Mettez de la distance entre vous et les sonneries et alertes de votre téléphone, conseille la Dre Aditi Nerurkar, médecin interne à la Harvard Medical School et autrice de The 5 Resets, un livre sur le stress et la résilience. Éloignez-le d’au moins 3 mètres de votre poste de travail le jour, et de votre table de nuit le soir. Désactivez les alertes et les notifications instantanées.

Pendule à coucou et sablier

Celeste Headlee, journaliste et autrice du livre Do Nothing, a récemment investi dans une pendule à coucou.

« Les applis de téléphone ont été conçues pour capter notre attention en nous encourageant à ne plus avoir conscience des minutes qui passent », explique-t-elle. Chaque heure, le coucou sort de la pendule et l’incite à lever les yeux et à prendre conscience du temps qu’elle peut avoir perdu, le nez dans ses appareils.
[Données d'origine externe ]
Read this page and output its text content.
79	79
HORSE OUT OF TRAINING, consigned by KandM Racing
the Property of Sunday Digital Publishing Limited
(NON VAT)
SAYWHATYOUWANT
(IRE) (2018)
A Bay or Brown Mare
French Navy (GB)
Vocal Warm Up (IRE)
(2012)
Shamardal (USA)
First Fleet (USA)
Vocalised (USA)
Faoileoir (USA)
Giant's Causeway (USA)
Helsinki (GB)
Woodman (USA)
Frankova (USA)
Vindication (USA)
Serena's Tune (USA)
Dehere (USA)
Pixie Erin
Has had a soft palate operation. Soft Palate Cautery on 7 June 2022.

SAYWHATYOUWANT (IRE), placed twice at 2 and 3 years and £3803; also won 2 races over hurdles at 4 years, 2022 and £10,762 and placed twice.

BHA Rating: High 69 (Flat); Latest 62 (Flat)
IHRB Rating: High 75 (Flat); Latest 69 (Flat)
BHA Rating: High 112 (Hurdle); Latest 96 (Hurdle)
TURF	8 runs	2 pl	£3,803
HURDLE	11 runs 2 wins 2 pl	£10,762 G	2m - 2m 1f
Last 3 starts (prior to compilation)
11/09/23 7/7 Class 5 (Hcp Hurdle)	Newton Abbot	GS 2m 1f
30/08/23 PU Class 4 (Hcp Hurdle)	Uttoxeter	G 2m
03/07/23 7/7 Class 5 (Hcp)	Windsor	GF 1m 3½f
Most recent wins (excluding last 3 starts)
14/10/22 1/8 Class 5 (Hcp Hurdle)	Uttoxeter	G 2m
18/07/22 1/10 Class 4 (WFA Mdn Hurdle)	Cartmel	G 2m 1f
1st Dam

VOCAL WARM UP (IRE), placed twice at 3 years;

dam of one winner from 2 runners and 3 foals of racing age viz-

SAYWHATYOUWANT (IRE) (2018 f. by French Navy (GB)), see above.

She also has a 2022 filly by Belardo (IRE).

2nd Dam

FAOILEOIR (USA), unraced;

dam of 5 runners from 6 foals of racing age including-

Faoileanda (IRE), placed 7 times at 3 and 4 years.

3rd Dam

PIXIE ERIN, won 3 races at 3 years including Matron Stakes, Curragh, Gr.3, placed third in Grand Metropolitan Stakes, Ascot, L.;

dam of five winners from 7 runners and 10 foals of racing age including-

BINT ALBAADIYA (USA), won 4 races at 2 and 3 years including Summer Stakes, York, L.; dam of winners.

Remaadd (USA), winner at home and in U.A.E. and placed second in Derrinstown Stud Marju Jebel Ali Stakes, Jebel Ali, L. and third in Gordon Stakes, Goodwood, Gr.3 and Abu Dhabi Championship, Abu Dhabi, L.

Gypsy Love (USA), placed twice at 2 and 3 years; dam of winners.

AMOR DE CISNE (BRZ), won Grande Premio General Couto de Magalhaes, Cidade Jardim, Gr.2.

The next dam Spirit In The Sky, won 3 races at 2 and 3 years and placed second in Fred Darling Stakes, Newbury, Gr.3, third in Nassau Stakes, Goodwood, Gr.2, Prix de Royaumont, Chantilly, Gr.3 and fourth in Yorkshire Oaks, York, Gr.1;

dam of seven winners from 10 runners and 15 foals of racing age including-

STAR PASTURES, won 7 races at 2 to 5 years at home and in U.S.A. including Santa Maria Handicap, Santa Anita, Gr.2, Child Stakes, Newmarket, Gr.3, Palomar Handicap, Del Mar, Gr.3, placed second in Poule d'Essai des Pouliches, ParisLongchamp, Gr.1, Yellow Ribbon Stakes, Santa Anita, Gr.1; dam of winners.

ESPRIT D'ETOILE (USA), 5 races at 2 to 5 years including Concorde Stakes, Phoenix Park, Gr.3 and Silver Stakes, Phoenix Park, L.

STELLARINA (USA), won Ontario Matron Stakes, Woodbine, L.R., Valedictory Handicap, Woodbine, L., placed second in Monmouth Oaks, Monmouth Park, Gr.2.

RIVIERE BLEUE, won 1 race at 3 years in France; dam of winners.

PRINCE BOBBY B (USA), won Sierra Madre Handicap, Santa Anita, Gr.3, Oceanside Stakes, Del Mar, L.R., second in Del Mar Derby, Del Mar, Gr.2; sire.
De même, quand Mme Headlee a besoin de se concentrer, elle retourne un sablier de 30 ou 60 minutes. Lorsqu’elle est tentée d’attraper son téléphone, le sable qui s’écoule lui rappelle que quelques minutes seulement ont passé depuis qu’elle a commencé une tâche.

M. Burkeman prévient que changer un comportement peut être inconfortable au début. C’est comme développer de nouveaux muscles.

Pour certains, changer vraiment ne se fait pas en adoptant d’un coup un régime rigide ; mieux vaut être un peu plus doux avec soi-même. Si on perd une heure sur les médias sociaux, on peut en prendre acte et passer à autre chose. C’est une approche parmi d’autres.

M. Burkeman prône l’approche dure, mais admet que la méthode douce a ses avantages : « J’ai une réaction d’agacement et de gêne quand j’entends parler d’autocompassion. Mais vous savez quoi ? C’est parce qu’elle est nécessaire et que j’en ai besoin. C’est souvent dans ces cas-là qu’on a ce genre de réaction. »

Cet article a été publié à l’origine dans le New York Times.